This class wraps a DataLoader and provides an iterator that resets when the end of the dataset is reached, creating an infinite loop.

Attributes:

  • data_loader (DataLoader) –

    The DataLoader to wrap.

  • _data_iter (iterator) –

    An iterator over the DataLoader.

  • _iteration_count (int) –

    Number of complete iterations through the dataset.

Example

train_loader = DataLoader(dataset, batch_size=32) infinite_loader = InfiniteDataLoader(train_loader) for i, batch in enumerate(infinite_loader): ... if i >= 1000: # Train for 1000 steps ... break ... train_step(batch)

Source code in fusion_bench/utils/data.py
class InfiniteDataLoader:
    """
    A wrapper class for DataLoader to create an infinite data loader.
    This is useful in case we are only interested in the number of steps and not the number of epochs.

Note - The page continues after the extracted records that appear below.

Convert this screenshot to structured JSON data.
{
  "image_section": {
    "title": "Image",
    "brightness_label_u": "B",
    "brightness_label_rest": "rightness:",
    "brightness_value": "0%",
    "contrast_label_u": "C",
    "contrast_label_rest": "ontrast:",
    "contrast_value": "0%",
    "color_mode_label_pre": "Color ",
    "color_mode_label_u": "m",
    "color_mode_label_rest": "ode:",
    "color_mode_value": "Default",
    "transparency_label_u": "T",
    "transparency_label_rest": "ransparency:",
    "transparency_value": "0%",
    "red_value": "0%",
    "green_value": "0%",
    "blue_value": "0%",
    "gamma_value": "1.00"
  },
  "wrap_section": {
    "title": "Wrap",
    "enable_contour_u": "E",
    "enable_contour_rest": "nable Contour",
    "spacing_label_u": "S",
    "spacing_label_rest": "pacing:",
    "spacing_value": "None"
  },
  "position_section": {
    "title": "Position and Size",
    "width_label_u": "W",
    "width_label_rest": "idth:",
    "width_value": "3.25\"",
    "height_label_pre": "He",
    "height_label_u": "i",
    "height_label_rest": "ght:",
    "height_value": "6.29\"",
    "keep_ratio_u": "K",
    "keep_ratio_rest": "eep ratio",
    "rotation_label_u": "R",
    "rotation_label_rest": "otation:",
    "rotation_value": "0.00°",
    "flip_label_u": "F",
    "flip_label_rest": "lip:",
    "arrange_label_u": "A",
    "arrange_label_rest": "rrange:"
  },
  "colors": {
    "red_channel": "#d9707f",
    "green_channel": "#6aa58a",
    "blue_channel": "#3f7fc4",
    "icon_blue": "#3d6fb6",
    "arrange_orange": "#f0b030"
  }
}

    This class wraps a DataLoader and provides an iterator that resets
    when the end of the dataset is reached, creating an infinite loop.

    Attributes:
        data_loader (DataLoader): The DataLoader to wrap.
        _data_iter (iterator): An iterator over the DataLoader.
        _iteration_count (int): Number of complete iterations through the dataset.

    Example:
        >>> train_loader = DataLoader(dataset, batch_size=32)
        >>> infinite_loader = InfiniteDataLoader(train_loader)
        >>> for i, batch in enumerate(infinite_loader):
        ...     if i >= 1000:  # Train for 1000 steps
        ...         break
        ...     train_step(batch)
    """

    def __init__(self, data_loader: DataLoader, max_retries: int = 1):
        """
        Initialize the InfiniteDataLoader.

        Args:
            data_loader: The DataLoader to wrap.
            max_retries: Maximum number of retry attempts when resetting the data loader (default: 1).

        Raises:
            ValidationError: If data_loader is None or not a DataLoader instance.
        """
        if data_loader is None:
            raise ValidationError(
                "data_loader cannot be None", field="data_loader", value=data_loader
            )

        self.data_loader = data_loader
        self.max_retries = max_retries
        self._data_iter = iter(data_loader)
        self._iteration_count = 0

    def __iter__(self):
        """Reset the iterator to the beginning."""
        self._data_iter = iter(self.data_loader)
        self._iteration_count = 0
        return self

    def __next__(self):
        """
        Get the next batch, resetting to the beginning when the dataset is exhausted.

        Returns:
            The next batch from the data loader.

        Raises:
            RuntimeError: If the data loader consistently fails to produce data.
        """
        last_exception = None
        for attempt in range(self.max_retries):
            try:
                data = next(self._data_iter)
                return data
            except StopIteration:
                # Dataset exhausted or dataloader is empty, reset to beginning
                self._iteration_count += 1
                try:
                    self._data_iter = iter(self.data_loader)
                    data = next(self._data_iter)
                    return data
                except Exception as e:
                    last_exception = e
                    continue
            except Exception as e:
                # Handle other potential errors from the data loader
                raise RuntimeError(
                    f"Error retrieving data from data loader: [{type(e).__name__}]{e}"
                ) from e

        # If we get here, all attempts failed
        raise RuntimeError(
            f"Failed to retrieve data from data loader after {self.max_retries} attempts. "
            f"Last error: [{type(last_exception).__name__}]{last_exception}. "
            + (
                f"The data loader appears to be empty."
                if isinstance(last_exception, StopIteration)
                else ""
            )
        ) from last_exception

    def reset(self):
        """Manually reset the iterator to the beginning of the dataset."""
        self._data_iter = iter(self.data_loader)
        self._iteration_count = 0

    @property
    def iteration_count(self) -> int:
        """Get the number of complete iterations through the dataset."""
        return self._iteration_count

    def __len__(self) -> int:
        """
        Return the length of the underlying data loader.

        Returns:
            The number of batches in one complete iteration.
        """
        return len(self.data_loader)
iteration_count property

Get the number of complete iterations through the dataset.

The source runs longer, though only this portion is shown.